CW presents the role of women during Women's History Month in March

During Women’s History Month in March, Colonial Williamsburg’s Historic Area and the Art Museums of Colonial Williamsburg feature the programs that showcase the many roles of women on the eve of the American Revolution.

“The role of women in 18th-century Virginia has long been overlooked,” said Kristen Spivey, program developer in Colonial Williamsburg’s public history department. “Our Women’s History Month programs tell the stories of the vital roles women played at work, in the home and at war.”

Programs include:

  • A Lady and Her Music. Enjoy the music that enlivened the households of the 18th century. When time permitted, ladies of the middling and better sort indulged themselves and their families with music on harpsichord, spinet or English guitar. Presented 10 a.m.- noon on Mondays at the Wythe House from March 1-30 and 2-4 p.m. on Fridays from March 5-26 at the Geddy House. Ticket: Included in all Historic Area admission passes.
  • In the Parlour. A woman’s domain was her parlour where she spent her time engaged in the skills necessary to be considered both amiable and accomplished. Tea, poetry, music and dance – discover the world of the 18th-century woman. Presented 10:30 a.m., Raleigh Tavern on Tuesdays, March 2 and 9 and Thursdays, March 4 and 11. Ticket: Included in all Historic Area admission passes.
  • An Uncommon Soldier. Women serving in the military in the 18th century was not common. Many women followed the army as wives, nurses, cooks and laundresses. There were a few women who joined the ranks in disguise, and this program explores the experiences of one of them. Presented noon, Magazine yard, Wednesdays, March 3-31 and Saturdays, March 6 and 20. Ticket: Included in all Historic Area admission passes. Weather permitting.
  • The Duties of the President’s Wife. When George Washington was elected president, no one gave thought to what Martha Washington would do while he served his country. Mrs. Washington has been called upon to define a role that has served as a model down through the centuries. Join Mrs.
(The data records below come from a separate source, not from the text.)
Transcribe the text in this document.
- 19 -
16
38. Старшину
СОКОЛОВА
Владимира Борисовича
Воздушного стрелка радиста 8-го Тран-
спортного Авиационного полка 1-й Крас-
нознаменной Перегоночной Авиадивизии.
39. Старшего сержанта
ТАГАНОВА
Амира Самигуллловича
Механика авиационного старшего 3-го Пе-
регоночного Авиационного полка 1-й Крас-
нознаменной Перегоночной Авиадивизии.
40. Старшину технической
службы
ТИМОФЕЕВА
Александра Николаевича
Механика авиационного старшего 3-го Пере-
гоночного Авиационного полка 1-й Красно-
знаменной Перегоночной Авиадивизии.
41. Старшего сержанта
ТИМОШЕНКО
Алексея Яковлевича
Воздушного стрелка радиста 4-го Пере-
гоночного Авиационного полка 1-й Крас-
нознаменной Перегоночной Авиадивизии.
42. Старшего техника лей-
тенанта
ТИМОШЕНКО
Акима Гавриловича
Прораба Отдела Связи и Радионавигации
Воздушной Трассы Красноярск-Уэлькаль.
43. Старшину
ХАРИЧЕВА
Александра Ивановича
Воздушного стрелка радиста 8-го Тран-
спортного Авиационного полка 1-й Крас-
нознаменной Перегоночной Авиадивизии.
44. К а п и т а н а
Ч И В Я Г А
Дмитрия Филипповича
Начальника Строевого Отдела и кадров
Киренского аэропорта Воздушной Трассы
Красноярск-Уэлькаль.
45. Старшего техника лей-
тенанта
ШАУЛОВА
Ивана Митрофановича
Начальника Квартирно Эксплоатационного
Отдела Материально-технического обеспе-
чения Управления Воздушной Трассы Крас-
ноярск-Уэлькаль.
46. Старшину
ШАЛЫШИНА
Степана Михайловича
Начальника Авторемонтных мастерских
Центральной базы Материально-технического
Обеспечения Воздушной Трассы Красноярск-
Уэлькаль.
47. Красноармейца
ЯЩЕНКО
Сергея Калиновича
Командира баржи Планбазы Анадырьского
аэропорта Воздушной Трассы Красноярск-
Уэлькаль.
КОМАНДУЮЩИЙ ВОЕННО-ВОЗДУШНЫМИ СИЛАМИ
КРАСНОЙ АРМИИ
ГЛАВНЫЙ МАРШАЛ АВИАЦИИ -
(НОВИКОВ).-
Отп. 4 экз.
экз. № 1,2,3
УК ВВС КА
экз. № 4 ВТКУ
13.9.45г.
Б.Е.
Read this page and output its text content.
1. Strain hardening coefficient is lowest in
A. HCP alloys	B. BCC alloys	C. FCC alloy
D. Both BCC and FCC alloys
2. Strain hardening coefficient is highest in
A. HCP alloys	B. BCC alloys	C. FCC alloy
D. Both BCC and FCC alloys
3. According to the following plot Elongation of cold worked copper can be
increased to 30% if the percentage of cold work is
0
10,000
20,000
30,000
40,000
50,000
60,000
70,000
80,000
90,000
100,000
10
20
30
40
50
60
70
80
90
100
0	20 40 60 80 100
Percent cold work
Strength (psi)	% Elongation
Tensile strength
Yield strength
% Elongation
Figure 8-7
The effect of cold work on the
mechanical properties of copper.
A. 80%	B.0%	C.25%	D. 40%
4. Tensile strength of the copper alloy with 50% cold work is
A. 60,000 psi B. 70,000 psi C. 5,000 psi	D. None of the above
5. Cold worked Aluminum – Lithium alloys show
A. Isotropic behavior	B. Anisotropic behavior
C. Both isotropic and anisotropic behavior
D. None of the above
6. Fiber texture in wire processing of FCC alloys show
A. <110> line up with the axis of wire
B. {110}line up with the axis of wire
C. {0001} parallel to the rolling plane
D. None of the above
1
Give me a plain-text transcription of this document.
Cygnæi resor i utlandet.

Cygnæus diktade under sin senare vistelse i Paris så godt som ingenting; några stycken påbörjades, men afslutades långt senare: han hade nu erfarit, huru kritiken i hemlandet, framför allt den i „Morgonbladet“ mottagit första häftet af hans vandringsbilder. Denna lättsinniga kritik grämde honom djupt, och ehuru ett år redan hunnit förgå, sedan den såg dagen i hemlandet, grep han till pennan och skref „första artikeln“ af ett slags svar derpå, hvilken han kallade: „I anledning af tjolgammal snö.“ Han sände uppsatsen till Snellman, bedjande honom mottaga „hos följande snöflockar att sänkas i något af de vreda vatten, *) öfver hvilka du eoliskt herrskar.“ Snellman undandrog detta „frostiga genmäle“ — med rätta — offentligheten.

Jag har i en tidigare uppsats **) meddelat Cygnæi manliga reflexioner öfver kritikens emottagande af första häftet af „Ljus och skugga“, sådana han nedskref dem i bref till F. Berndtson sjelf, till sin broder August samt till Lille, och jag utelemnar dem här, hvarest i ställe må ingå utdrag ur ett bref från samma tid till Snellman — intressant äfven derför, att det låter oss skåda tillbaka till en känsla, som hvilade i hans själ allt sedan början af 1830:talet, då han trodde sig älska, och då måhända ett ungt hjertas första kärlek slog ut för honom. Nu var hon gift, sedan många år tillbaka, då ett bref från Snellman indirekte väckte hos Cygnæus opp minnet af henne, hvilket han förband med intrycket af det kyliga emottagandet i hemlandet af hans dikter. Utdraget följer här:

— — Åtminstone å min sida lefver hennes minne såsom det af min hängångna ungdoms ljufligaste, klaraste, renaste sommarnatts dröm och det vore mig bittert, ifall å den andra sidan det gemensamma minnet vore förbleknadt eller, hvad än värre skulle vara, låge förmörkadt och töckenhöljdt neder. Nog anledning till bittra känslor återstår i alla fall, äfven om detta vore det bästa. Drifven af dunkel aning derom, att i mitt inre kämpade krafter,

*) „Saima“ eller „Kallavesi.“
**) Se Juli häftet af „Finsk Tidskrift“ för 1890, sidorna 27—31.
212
Washington in the spring of 1789 and discuss with the first First Lady her duties and help her decide what role she will play. Presented 1:30 p.m., Monday, March 8 and 12:30 p.m., Mondays, March 15, 22 and 29, DeWitt Wallace Decorative Arts Museum. Ticket: A Colonial Williamsburg admission pass or museum ticket allows guests to enjoy this program.
  • Only Your Hairdresser Knows: The Latest Fashions and News of the Day. Discover the world of women wigmakers and the ladies who wore them. Presented 1, 1:15, 1:30, 1:45, 2 and 2:15 p.m., Wigmaker Shop, March 9 and 23. Ticket: Included in all Historic Area admission passes. A free reservation is required.
  • Women’s Work in Business and Trade. Join skilled tradeswomen from Colonial Williamsburg’s Historic Trades in a group discussion that focuses on women in commerce in colonial America. Presented 3 p.m., DeWitt Wallace Decorative Arts Museum, March 11 and 25. Ticket: Included in all Historic Area admission and museum passes.
  • Mother, Sister, Wife: The Women Around Washington. There were three women in George Washington’s life that knew him best and depended on him. Examine the relationships that Washington enjoyed with his mother, Mary Ball Washington, his sister, Betty Washington Lewis, and his wife, Martha Dandridge Custis Washington. Presented 1:15 p.m., DeWitt Wallace Decorative Arts Museum, March 12 and 26. Ticket: Included in all Historic Area admission and museum passes.
  • Meet a Nation Builder, Anne Wager. The Bray Society in England promoted education for enslaved children in the colonies. In Williamsburg, Ann Wager conducted the Bray School. Meet her and learn about her hopes and aspirations for their academic achievement. Presented 10 a.m., Mary Stith House, March 15, 22 and 29. Ticket: Included in all Historic Area admission passes.
  • Women In Portraits. Learn how women have been depicted in 18th- and 19th-century portraits on this guided tour. Presented 4 p.m., DeWitt Wallace Decorative Arts Museum, March 16, 23 and 30. Ticket: Included in all Historic Area admission and museum passes.
  • Freedom to Slavery. Hear the compelling story of Elizabeth, an enslaved African American woman forced back into slavery after living free with the Shawnee Indians on the western frontier. Presented 10:30, 11 and 11:30 a.m. and noon, Milliner Shop, March 20 and 27. Ticket: Included in all Historic Area admission passes. A free reservation is required.
  • Dyed in the Yarn at the Weaver. During the American Revolution, many of Virginia’s free citizens turned to newly established local cloth producers for their textile needs. Today guests are invited to stop by and see some of the yarn of various weights and types as it is dyed in the 18th-century manner. Presented 9 a.m.-4:45 p.m., Weaver, March 27. Ticket: Included in all Historic Area admission passes.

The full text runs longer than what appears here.